Sometimes, it can feel like every second you’re not out and about or doing something at BC is a second wasted. With the amount of classes, clubs, activities, programs, and gatherings that are thrusted into availability comes a sense of urgency to wedge as many as possible into every second of your free time until “free time” becomes a near satirical comment on the state of your schedule. But I’ve come to understand that a deliberately self-imposed period of solace once in a while, or maybe more frequently than that, can be beneficial for your mental health, as well as for your general enjoyment of the college experience.

Being alone, accompanied only by your own thoughts, can seem like the epitome of boredom on paper, or even worse, a waste of time. But then again, as an early vicenarian at best, what is there more of at your disposal to spend other than time?  Spending some time on yourself to understand how you’re feeling in your own skin seems to be if anything, rather than a waste, a savvy investment.

Call it a recurring mental health day. Call it an ellipsis of activity. Call it simply time to yourself if you need not euphemize your own words. Whatever you decide to name it, allowing yourself time to indulge your inner voice for a day—to contemplate how you are doing and where are going—will reveal to you to what extent you can reside comfortably within the confines of your brain.

I know it has for me, since during these days I have gotten to revel in those choices in my life that I look back upon with fondness as much as I have cringed at the recollection of my worst embarrassments. Both of which I, as well as everybody else, am going to have to live with. Both of which I, as well as anybody else, can extract a harsh life lesson, an endearing memory or simply yet another experience.

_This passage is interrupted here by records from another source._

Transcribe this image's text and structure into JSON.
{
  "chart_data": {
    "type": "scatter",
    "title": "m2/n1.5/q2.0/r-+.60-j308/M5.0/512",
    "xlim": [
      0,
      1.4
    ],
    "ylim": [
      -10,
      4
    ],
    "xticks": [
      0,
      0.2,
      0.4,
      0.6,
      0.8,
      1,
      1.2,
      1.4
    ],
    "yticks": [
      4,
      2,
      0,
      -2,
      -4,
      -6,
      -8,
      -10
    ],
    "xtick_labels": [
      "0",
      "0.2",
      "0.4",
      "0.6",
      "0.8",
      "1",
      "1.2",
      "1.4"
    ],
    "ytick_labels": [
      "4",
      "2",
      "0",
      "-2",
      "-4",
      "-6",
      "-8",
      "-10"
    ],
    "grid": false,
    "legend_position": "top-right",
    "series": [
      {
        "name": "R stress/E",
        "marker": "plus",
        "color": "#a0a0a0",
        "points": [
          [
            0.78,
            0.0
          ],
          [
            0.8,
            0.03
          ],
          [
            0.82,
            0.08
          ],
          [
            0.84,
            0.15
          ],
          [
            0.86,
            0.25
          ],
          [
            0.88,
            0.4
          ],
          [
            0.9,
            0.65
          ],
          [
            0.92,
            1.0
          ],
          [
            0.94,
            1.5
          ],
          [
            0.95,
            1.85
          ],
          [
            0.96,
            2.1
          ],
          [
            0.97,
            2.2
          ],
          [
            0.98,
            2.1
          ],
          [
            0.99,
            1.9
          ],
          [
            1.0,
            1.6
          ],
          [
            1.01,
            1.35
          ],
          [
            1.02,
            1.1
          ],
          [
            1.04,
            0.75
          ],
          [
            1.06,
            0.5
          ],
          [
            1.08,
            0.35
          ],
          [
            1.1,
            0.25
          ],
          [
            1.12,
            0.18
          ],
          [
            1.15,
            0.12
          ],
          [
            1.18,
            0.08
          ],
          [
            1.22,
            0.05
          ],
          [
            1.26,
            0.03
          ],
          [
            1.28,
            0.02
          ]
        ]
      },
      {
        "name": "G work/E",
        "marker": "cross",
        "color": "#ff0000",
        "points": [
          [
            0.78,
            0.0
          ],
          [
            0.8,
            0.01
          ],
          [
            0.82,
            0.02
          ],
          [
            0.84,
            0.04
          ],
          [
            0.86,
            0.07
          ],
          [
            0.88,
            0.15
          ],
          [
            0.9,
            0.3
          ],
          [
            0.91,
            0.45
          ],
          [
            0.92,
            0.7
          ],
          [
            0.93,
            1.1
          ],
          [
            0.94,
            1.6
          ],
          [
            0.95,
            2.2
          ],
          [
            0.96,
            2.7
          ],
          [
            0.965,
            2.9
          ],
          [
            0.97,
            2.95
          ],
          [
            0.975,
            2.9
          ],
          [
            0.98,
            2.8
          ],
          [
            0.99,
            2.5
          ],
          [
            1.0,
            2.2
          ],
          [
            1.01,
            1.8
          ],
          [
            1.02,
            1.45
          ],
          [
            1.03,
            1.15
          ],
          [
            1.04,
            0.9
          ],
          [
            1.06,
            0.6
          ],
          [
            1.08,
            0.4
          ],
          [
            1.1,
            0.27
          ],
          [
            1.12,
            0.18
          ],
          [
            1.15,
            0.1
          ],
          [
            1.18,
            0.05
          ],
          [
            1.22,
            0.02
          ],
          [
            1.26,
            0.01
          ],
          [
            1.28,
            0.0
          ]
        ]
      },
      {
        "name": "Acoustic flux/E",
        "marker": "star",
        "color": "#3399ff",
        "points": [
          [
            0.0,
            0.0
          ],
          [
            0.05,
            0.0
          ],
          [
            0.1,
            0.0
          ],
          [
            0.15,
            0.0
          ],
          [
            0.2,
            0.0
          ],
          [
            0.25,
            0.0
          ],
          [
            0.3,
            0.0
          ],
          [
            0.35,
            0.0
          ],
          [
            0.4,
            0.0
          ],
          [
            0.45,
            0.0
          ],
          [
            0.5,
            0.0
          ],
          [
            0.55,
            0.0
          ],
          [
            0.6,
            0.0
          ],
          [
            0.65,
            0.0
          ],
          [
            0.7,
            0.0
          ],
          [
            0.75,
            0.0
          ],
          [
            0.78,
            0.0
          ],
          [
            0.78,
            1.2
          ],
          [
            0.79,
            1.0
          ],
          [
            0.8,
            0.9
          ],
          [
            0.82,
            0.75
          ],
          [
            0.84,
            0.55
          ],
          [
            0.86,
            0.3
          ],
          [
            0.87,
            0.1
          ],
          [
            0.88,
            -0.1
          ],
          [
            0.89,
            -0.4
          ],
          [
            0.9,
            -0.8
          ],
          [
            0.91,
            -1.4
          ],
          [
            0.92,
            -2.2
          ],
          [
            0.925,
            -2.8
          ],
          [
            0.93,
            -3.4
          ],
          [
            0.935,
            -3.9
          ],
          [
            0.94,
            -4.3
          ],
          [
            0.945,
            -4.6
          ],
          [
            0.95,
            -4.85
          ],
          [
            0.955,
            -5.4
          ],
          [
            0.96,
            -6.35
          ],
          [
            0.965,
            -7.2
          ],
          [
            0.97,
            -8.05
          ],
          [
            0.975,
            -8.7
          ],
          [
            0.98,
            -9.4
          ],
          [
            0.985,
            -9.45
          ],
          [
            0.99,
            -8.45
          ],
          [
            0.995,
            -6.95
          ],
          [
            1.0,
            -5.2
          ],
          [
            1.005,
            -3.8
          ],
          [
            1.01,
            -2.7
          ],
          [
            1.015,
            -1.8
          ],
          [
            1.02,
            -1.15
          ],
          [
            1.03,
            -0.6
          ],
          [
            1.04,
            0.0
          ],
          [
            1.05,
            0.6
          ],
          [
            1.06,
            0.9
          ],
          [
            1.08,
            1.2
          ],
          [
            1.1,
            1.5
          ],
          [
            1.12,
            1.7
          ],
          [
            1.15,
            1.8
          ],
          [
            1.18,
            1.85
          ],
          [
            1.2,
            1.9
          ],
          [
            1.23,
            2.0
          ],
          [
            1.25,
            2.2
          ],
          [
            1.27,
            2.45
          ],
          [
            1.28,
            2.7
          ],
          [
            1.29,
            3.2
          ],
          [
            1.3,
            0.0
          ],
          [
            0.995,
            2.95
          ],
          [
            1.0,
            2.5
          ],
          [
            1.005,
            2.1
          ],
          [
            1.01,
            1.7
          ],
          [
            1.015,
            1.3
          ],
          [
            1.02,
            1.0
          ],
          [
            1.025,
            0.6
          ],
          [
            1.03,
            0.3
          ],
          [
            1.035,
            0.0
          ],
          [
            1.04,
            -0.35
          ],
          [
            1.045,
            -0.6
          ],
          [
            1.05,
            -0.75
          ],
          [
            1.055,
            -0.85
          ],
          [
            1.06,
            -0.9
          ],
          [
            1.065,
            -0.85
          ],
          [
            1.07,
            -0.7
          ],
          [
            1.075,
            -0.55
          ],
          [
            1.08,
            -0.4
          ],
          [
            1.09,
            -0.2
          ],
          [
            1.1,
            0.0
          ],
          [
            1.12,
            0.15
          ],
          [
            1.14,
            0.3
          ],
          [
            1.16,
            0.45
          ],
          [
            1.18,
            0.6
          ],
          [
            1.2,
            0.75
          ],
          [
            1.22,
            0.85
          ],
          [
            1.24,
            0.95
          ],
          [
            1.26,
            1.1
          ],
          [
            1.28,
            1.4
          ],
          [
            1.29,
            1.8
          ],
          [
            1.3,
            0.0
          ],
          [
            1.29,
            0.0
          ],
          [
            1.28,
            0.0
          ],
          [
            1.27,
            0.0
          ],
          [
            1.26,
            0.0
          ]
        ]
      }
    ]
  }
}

In one of my classes, we were discussing the ending of one of the most notorious coming of age films to have come out in the past few years: Boyhood. The final stretch of dialogue flips the English translation to carpe diem on its head, positing instead that “life seizes you.” And that’s all your regular reflections are about, reflecting on the amalgam of experiences that have bled through the days of your life and asking yourself if you’re comfortable with how they’ve turned out or how you’d react differently if the same situation presented itself.

There are more than enough times where I couldn’t help but wince at the things I’ve done in my past, but I’d much rather confront those instances with the dread they deserve, rather than launch them to the deepest corner of my brain only for those stumbles in pride to have gone in vain once I repeat them all over again.

Patience is its own virtue, as is said by people much smarter than I am. The ability to reserve hours for introspection while performing some passive activity, such as reading or listening to music requires much more patience than one might initially believe. Becoming able to reside in comfort while staring into your own abyss is a natural consequence of this alone time. Once there are no distractions—no one blowing up your phone and nowhere you need to be—there’s no one you’re accountable to other than yourself.

Renowned absurdist philosopher Albert Camus is quoted to have said that one must turn away from the world on occasion in order to fully understand it. After all, if you don’t stop and look down every once in a while, how are you going to know whether or not you’ve been swept off your feet?